When Does your SMSF need a Declaration / Acknowledgement of Trust

     

 Some offices of state revenue (e.g. NSW) do not recognize a trust arrangement, which means that the assets of the self managed super fund are held only in the name of the "trustees" without mentioning that the asset is held "by the Trustees on behalf of the self managed super fund".

  

 

For example, if you have two individual trustees of a self managed super fund; Mr Jack Brown and Mrs Jenny Brown and if their self managed super fund named "Brown Family Super Fund" purchases a real property, the title deed registered by the office of state revenue of NSW will have only the names of the two individual trustees on the title deed of the property and will have no mention that the two trustees are holding the property on behalf of their self managed super fund.

 

 

Hence, to comply with Section 52 (2) (d) of the SIS Act and to satisfy the auditor of the self managed super fund, a declaration of trust or an acknowledgement of trust has to be executed to ensure that the asset is held "on behalf of the self managed super fund" and not in their own benefit. In other words, a declaration has to be made, that they are not the real owners of the asset although the asset is legally in their own name. In absence of such a declaration, it would seem that they are also the "real owners" as well as "legal owners.

 

Why do you need a Declaration / Acknowledgement of Trust

  

In most cases assets of a self managed super fund like bank account or Australian shares etc, a trustee will not require a declaration of trust or an acknowledgment of trust as the title of the ownership document will be clearly marked that they (trustees) are holding the asset "In trust for" or "As Trustee for" the self managed super fund. Declaration or Acknowledgement of Trust is required only where statue legislation or any law prohibits the trustee to record the name of the self managed super fund as a beneficial (real) owner of the asset.

 

 

Some assets acquired by a self managed super fund outside Australia may also not be able to be registered in the correct manner, that is, the title deed of the asset may not clearly demonstrate that a trust relationship exists between the trustee and the fund; In these situations trustees must execute a declaration of trust or an acknowledgement of trust.

 

 

SMSF auditors must also insist that trustees of a SMSF execute declaration of trust or an acknowledgement of trust and have an executed copy in their permanent working papers file. Guidance Statement GS 009 Auditing Self-Managed Superannuation Funds and read paragraph 328. Note that auditors must report any non-compliance of Section 52 (2) (d) of SIS Act in an Auditors report and in ATO's contravention report.

 

 

Difference between Declaration of Trust and Acknowlegement of Trust

 

Two different types of documents can be executed to declare or affirm a trust relationship exists between the asset of the SMSF and the trustees of the SMSF. The two documents are similar and to choose which document to use in your situation depends on when the asset was purchased and when the document is being executed by the trustees. If you are not sure which document to use, please ensure that you have taken suitable accounting and legal advice.

 

 

Declaration of Trust is used where the trustees intends to acquire the property for and on behalf of SMSF in a future date. A declaration of trust clearly establishes the relationship between legal owners and beneficial (real) owners of the asset.

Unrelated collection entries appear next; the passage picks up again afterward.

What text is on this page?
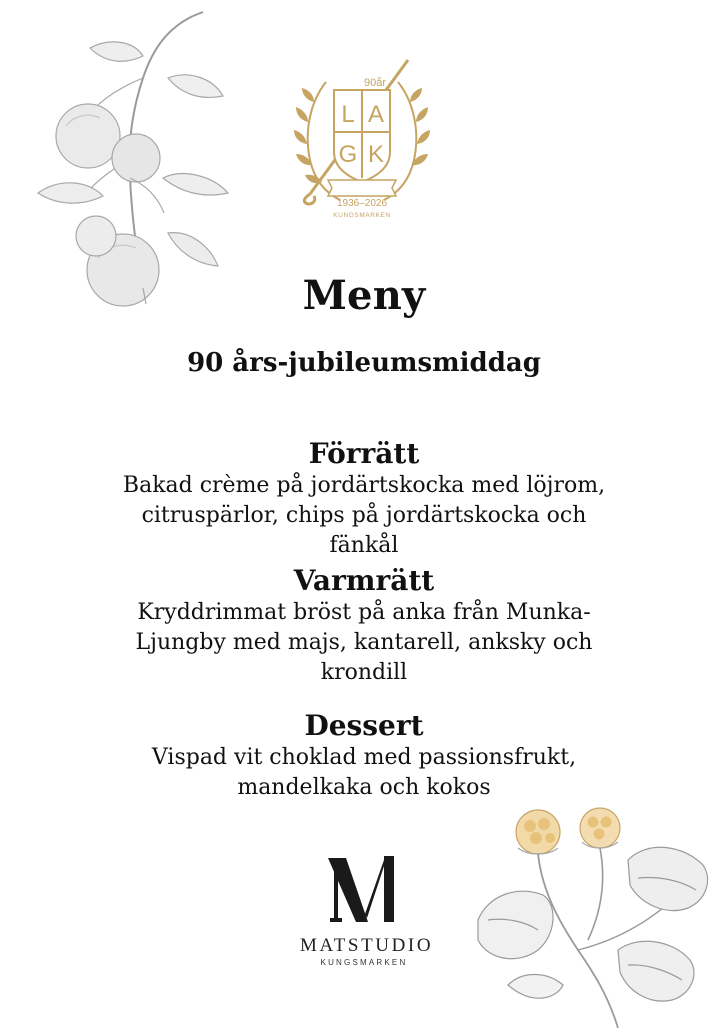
90år
L A
G K
1936–2026
KUNGSMARKEN
Meny
90 års-jubileumsmiddag
Förrätt
Bakad crème på jordärtskocka med löjrom,
citruspärlor, chips på jordärtskocka och fänkål
Varmrätt
Kryddrimmat bröst på anka från Munka-
Ljungby med majs, kantarell, anksky och
krondill
Dessert
Vispad vit choklad med passionsfrukt,
mandelkaka och kokos
MATSTUDIO
KUNGSMARKEN
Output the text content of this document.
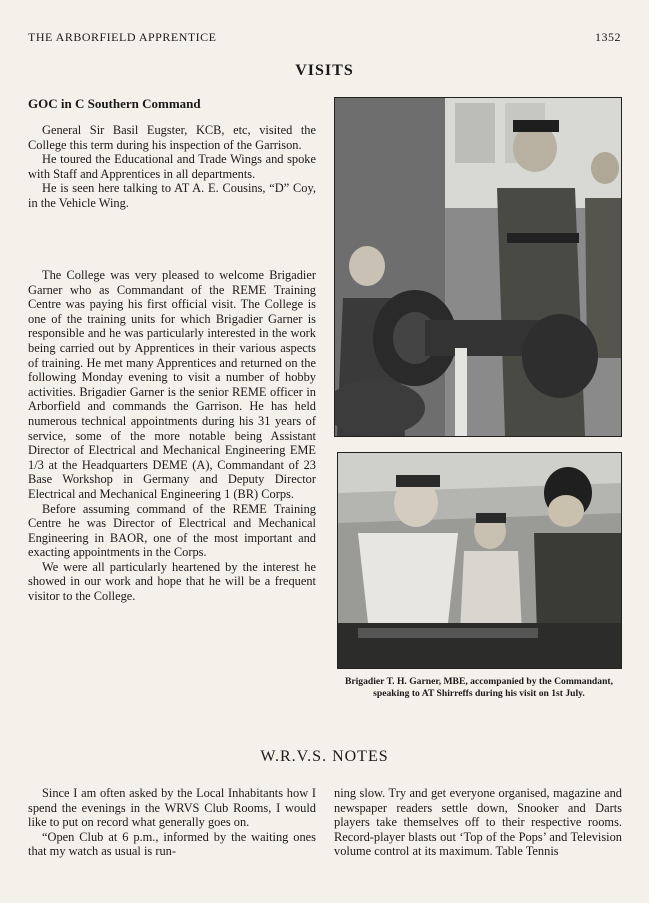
THE ARBORFIELD APPRENTICE	1352
VISITS
GOC in C Southern Command

General Sir Basil Eugster, KCB, etc, visited the College this term during his inspection of the Garrison.

He toured the Educational and Trade Wings and spoke with Staff and Apprentices in all departments.

He is seen here talking to AT A. E. Cousins, “D” Coy, in the Vehicle Wing.

The College was very pleased to welcome Brigadier Garner who as Commandant of the REME Training Centre was paying his first official visit. The College is one of the training units for which Brigadier Garner is responsible and he was particularly interested in the work being carried out by Apprentices in their various aspects of training. He met many Apprentices and returned on the following Monday evening to visit a number of hobby activities. Brigadier Garner is the senior REME officer in Arborfield and commands the Garrison. He has held numerous technical appointments during his 31 years of service, some of the more notable being Assistant Director of Electrical and Mechanical Engineering EME 1/3 at the Headquarters DEME (A), Commandant of 23 Base Workshop in Germany and Deputy Director Electrical and Mechanical Engineering 1 (BR) Corps.

Before assuming command of the REME Training Centre he was Director of Electrical and Mechanical Engineering in BAOR, one of the most important and exacting appointments in the Corps.

We were all particularly heartened by the interest he showed in our work and hope that he will be a frequent visitor to the College.

Brigadier T. H. Garner, MBE, accompanied by the Commandant, speaking to AT Shirreffs during his visit on 1st July.
W.R.V.S. NOTES

Since I am often asked by the Local Inhabitants how I spend the evenings in the WRVS Club Rooms, I would like to put on record what generally goes on.

“Open Club at 6 p.m., informed by the waiting ones that my watch as usual is run-

ning slow. Try and get everyone organised, magazine and newspaper readers settle down, Snooker and Darts players take themselves off to their respective rooms. Record-player blasts out ‘Top of the Pops’ and Television volume control at its maximum. Table Tennis
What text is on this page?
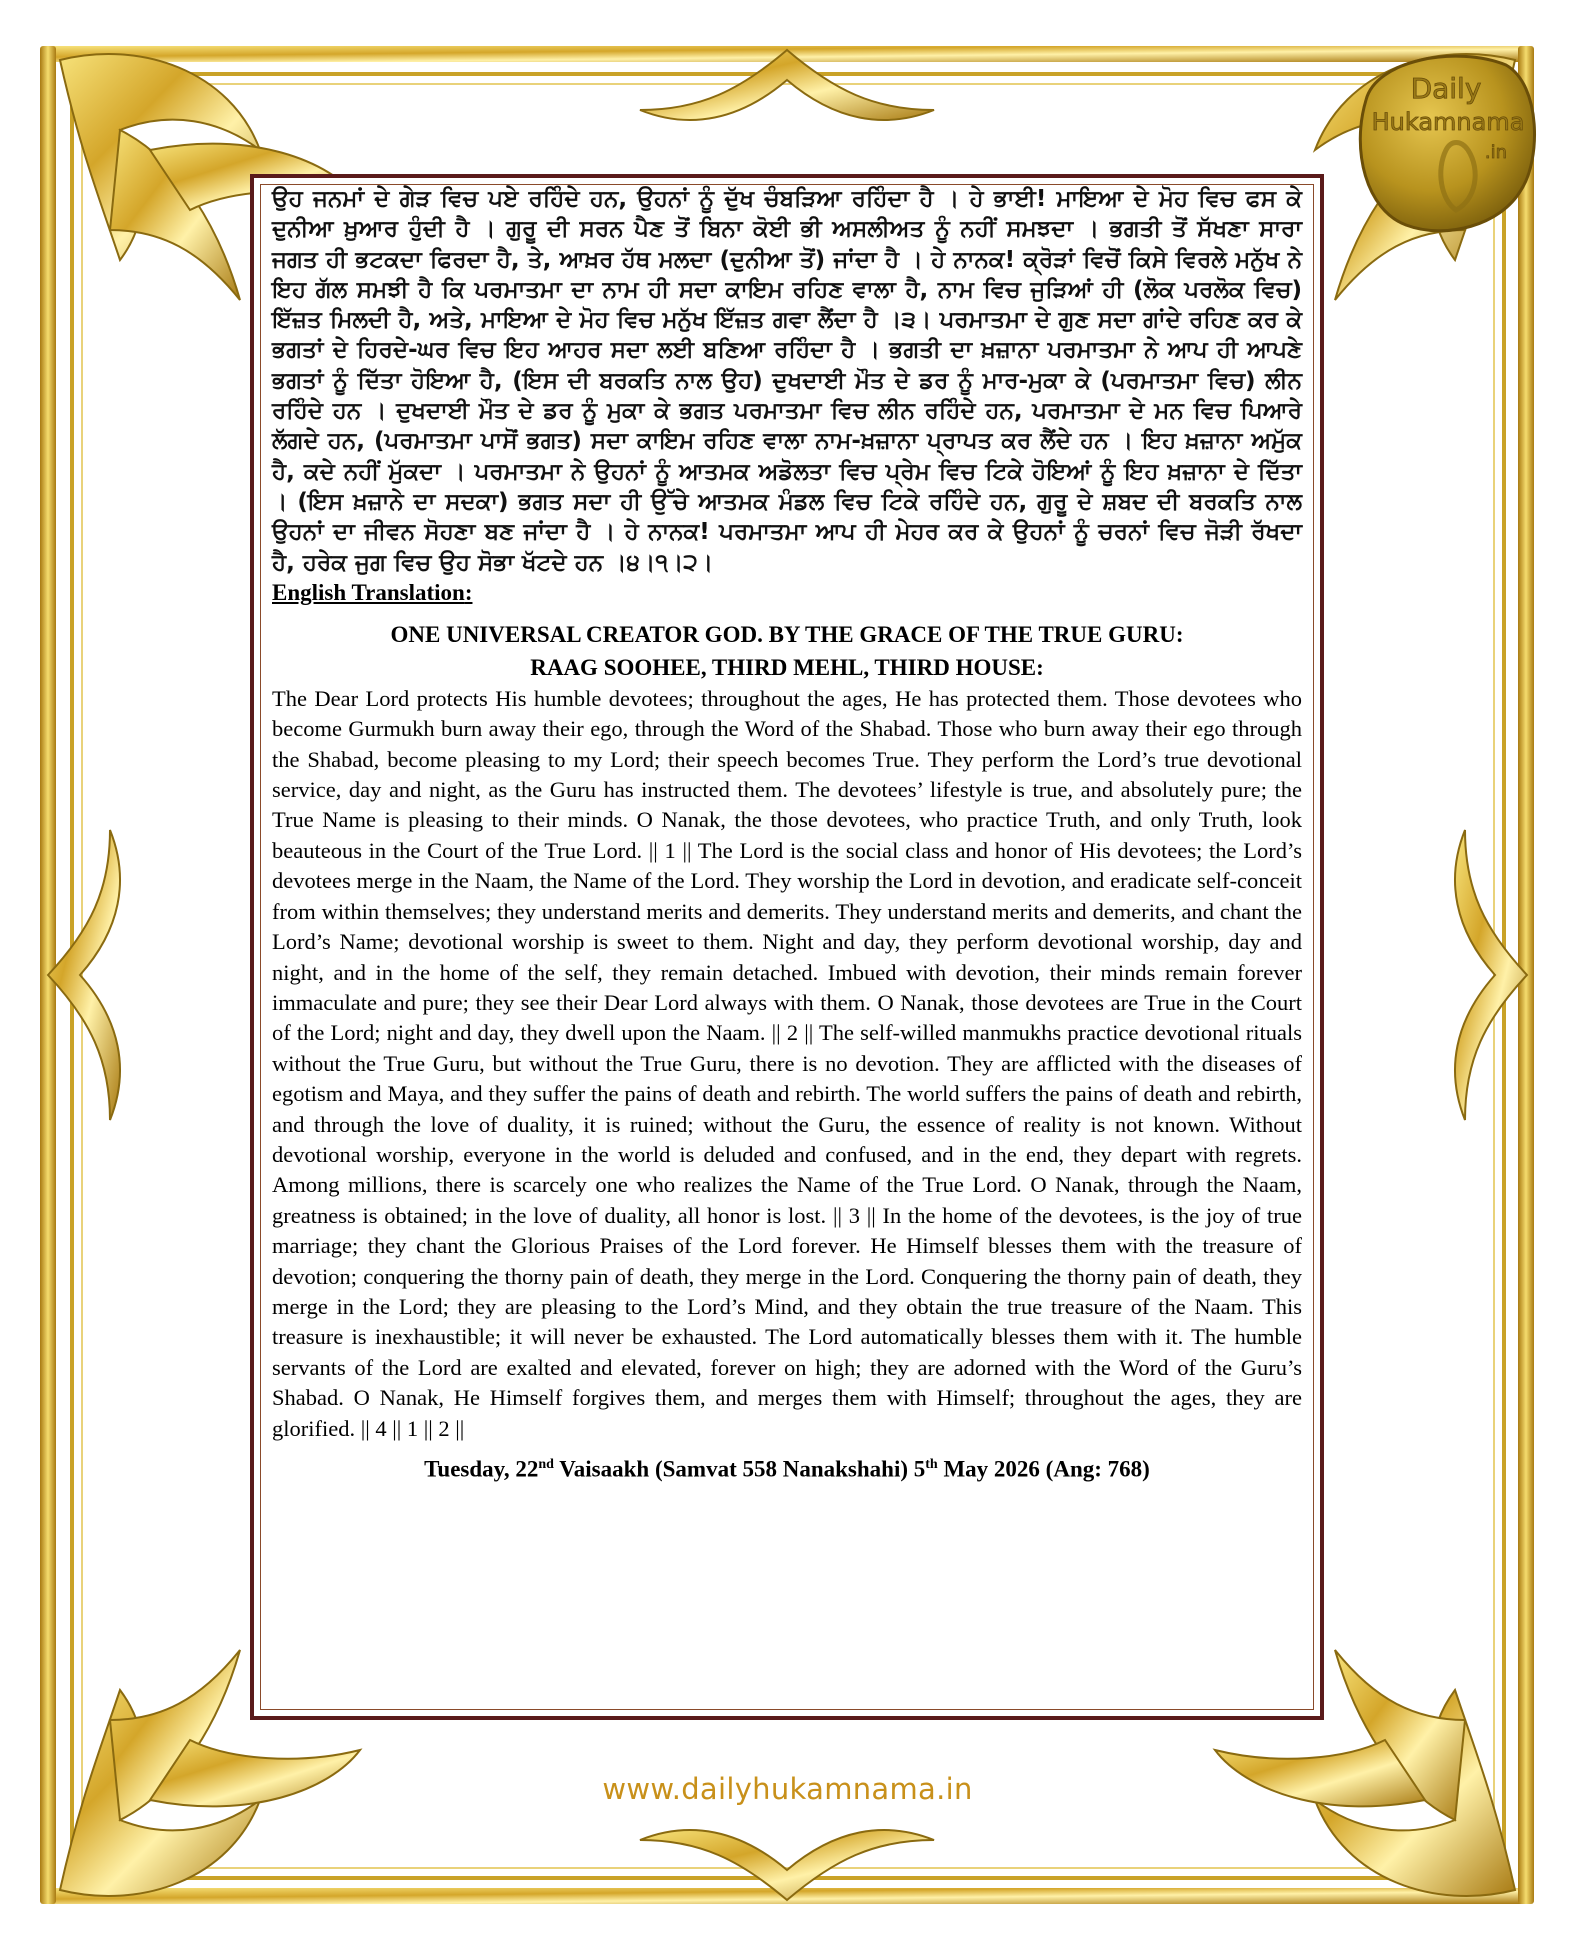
Daily
Hukamnama
.in

ਉਹ ਜਨਮਾਂ ਦੇ ਗੇੜ ਵਿਚ ਪਏ ਰਹਿੰਦੇ ਹਨ, ਉਹਨਾਂ ਨੂੰ ਦੁੱਖ ਚੰਬੜਿਆ ਰਹਿੰਦਾ ਹੈ । ਹੇ ਭਾਈ! ਮਾਇਆ ਦੇ ਮੋਹ ਵਿਚ ਫਸ ਕੇ ਦੁਨੀਆ ਖ਼ੁਆਰ ਹੁੰਦੀ ਹੈ । ਗੁਰੂ ਦੀ ਸਰਨ ਪੈਣ ਤੋਂ ਬਿਨਾ ਕੋਈ ਭੀ ਅਸਲੀਅਤ ਨੂੰ ਨਹੀਂ ਸਮਝਦਾ । ਭਗਤੀ ਤੋਂ ਸੱਖਣਾ ਸਾਰਾ ਜਗਤ ਹੀ ਭਟਕਦਾ ਫਿਰਦਾ ਹੈ, ਤੇ, ਆਖ਼ਰ ਹੱਥ ਮਲਦਾ (ਦੁਨੀਆ ਤੋਂ) ਜਾਂਦਾ ਹੈ । ਹੇ ਨਾਨਕ! ਕ੍ਰੋੜਾਂ ਵਿਚੋਂ ਕਿਸੇ ਵਿਰਲੇ ਮਨੁੱਖ ਨੇ ਇਹ ਗੱਲ ਸਮਝੀ ਹੈ ਕਿ ਪਰਮਾਤਮਾ ਦਾ ਨਾਮ ਹੀ ਸਦਾ ਕਾਇਮ ਰਹਿਣ ਵਾਲਾ ਹੈ, ਨਾਮ ਵਿਚ ਜੁੜਿਆਂ ਹੀ (ਲੋਕ ਪਰਲੋਕ ਵਿਚ) ਇੱਜ਼ਤ ਮਿਲਦੀ ਹੈ, ਅਤੇ, ਮਾਇਆ ਦੇ ਮੋਹ ਵਿਚ ਮਨੁੱਖ ਇੱਜ਼ਤ ਗਵਾ ਲੈਂਦਾ ਹੈ ।੩। ਪਰਮਾਤਮਾ ਦੇ ਗੁਣ ਸਦਾ ਗਾਂਦੇ ਰਹਿਣ ਕਰ ਕੇ ਭਗਤਾਂ ਦੇ ਹਿਰਦੇ-ਘਰ ਵਿਚ ਇਹ ਆਹਰ ਸਦਾ ਲਈ ਬਣਿਆ ਰਹਿੰਦਾ ਹੈ । ਭਗਤੀ ਦਾ ਖ਼ਜ਼ਾਨਾ ਪਰਮਾਤਮਾ ਨੇ ਆਪ ਹੀ ਆਪਣੇ ਭਗਤਾਂ ਨੂੰ ਦਿੱਤਾ ਹੋਇਆ ਹੈ, (ਇਸ ਦੀ ਬਰਕਤਿ ਨਾਲ ਉਹ) ਦੁਖਦਾਈ ਮੌਤ ਦੇ ਡਰ ਨੂੰ ਮਾਰ-ਮੁਕਾ ਕੇ (ਪਰਮਾਤਮਾ ਵਿਚ) ਲੀਨ ਰਹਿੰਦੇ ਹਨ । ਦੁਖਦਾਈ ਮੌਤ ਦੇ ਡਰ ਨੂੰ ਮੁਕਾ ਕੇ ਭਗਤ ਪਰਮਾਤਮਾ ਵਿਚ ਲੀਨ ਰਹਿੰਦੇ ਹਨ, ਪਰਮਾਤਮਾ ਦੇ ਮਨ ਵਿਚ ਪਿਆਰੇ ਲੱਗਦੇ ਹਨ, (ਪਰਮਾਤਮਾ ਪਾਸੋਂ ਭਗਤ) ਸਦਾ ਕਾਇਮ ਰਹਿਣ ਵਾਲਾ ਨਾਮ-ਖ਼ਜ਼ਾਨਾ ਪ੍ਰਾਪਤ ਕਰ ਲੈਂਦੇ ਹਨ । ਇਹ ਖ਼ਜ਼ਾਨਾ ਅਮੁੱਕ ਹੈ, ਕਦੇ ਨਹੀਂ ਮੁੱਕਦਾ । ਪਰਮਾਤਮਾ ਨੇ ਉਹਨਾਂ ਨੂੰ ਆਤਮਕ ਅਡੋਲਤਾ ਵਿਚ ਪ੍ਰੇਮ ਵਿਚ ਟਿਕੇ ਹੋਇਆਂ ਨੂੰ ਇਹ ਖ਼ਜ਼ਾਨਾ ਦੇ ਦਿੱਤਾ । (ਇਸ ਖ਼ਜ਼ਾਨੇ ਦਾ ਸਦਕਾ) ਭਗਤ ਸਦਾ ਹੀ ਉੱਚੇ ਆਤਮਕ ਮੰਡਲ ਵਿਚ ਟਿਕੇ ਰਹਿੰਦੇ ਹਨ, ਗੁਰੂ ਦੇ ਸ਼ਬਦ ਦੀ ਬਰਕਤਿ ਨਾਲ ਉਹਨਾਂ ਦਾ ਜੀਵਨ ਸੋਹਣਾ ਬਣ ਜਾਂਦਾ ਹੈ । ਹੇ ਨਾਨਕ! ਪਰਮਾਤਮਾ ਆਪ ਹੀ ਮੇਹਰ ਕਰ ਕੇ ਉਹਨਾਂ ਨੂੰ ਚਰਨਾਂ ਵਿਚ ਜੋੜੀ ਰੱਖਦਾ ਹੈ, ਹਰੇਕ ਜੁਗ ਵਿਚ ਉਹ ਸੋਭਾ ਖੱਟਦੇ ਹਨ ।੪।੧।੨।

English Translation:

ONE UNIVERSAL CREATOR GOD. BY THE GRACE OF THE TRUE GURU:

RAAG SOOHEE, THIRD MEHL, THIRD HOUSE:

The Dear Lord protects His humble devotees; throughout the ages, He has protected them. Those devotees who become Gurmukh burn away their ego, through the Word of the Shabad. Those who burn away their ego through the Shabad, become pleasing to my Lord; their speech becomes True. They perform the Lord’s true devotional service, day and night, as the Guru has instructed them. The devotees’ lifestyle is true, and absolutely pure; the True Name is pleasing to their minds. O Nanak, the those devotees, who practice Truth, and only Truth, look beauteous in the Court of the True Lord. || 1 || The Lord is the social class and honor of His devotees; the Lord’s devotees merge in the Naam, the Name of the Lord. They worship the Lord in devotion, and eradicate self-conceit from within themselves; they understand merits and demerits. They understand merits and demerits, and chant the Lord’s Name; devotional worship is sweet to them. Night and day, they perform devotional worship, day and night, and in the home of the self, they remain detached. Imbued with devotion, their minds remain forever immaculate and pure; they see their Dear Lord always with them. O Nanak, those devotees are True in the Court of the Lord; night and day, they dwell upon the Naam. || 2 || The self-willed manmukhs practice devotional rituals without the True Guru, but without the True Guru, there is no devotion. They are afflicted with the diseases of egotism and Maya, and they suffer the pains of death and rebirth. The world suffers the pains of death and rebirth, and through the love of duality, it is ruined; without the Guru, the essence of reality is not known. Without devotional worship, everyone in the world is deluded and confused, and in the end, they depart with regrets. Among millions, there is scarcely one who realizes the Name of the True Lord. O Nanak, through the Naam, greatness is obtained; in the love of duality, all honor is lost. || 3 || In the home of the devotees, is the joy of true marriage; they chant the Glorious Praises of the Lord forever. He Himself blesses them with the treasure of devotion; conquering the thorny pain of death, they merge in the Lord. Conquering the thorny pain of death, they merge in the Lord; they are pleasing to the Lord’s Mind, and they obtain the true treasure of the Naam. This treasure is inexhaustible; it will never be exhausted. The Lord automatically blesses them with it. The humble servants of the Lord are exalted and elevated, forever on high; they are adorned with the Word of the Guru’s Shabad. O Nanak, He Himself forgives them, and merges them with Himself; throughout the ages, they are glorified. || 4 || 1 || 2 ||

Tuesday, 22nd Vaisaakh (Samvat 558 Nanakshahi) 5th May 2026 (Ang: 768)

www.dailyhukamnama.in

Legal owners act merely as trustee(s) for and on behalf of the beneficial (real) owners.

This document is executed before a purchase of an asset is made.

Acknowledgement of Trust is used where the trustees have already acquired (in the past) an asset and are currently holding the asset for and on behalf of SMSF.

This document assumes that the Trustees have not executed a Declaration of Trust and the asset is already registered in their (trustees) name.

Acknowledgement of Trust is a document to acknowledge a trust relationship between the fund and trustees and to affirm that the trustees are holding the asset for the benefit of SMSF from the date of purchase.

 

 

Please note that you will need only one of the two documents for any one particular asset.
Each asset will require a separate declaration of trust.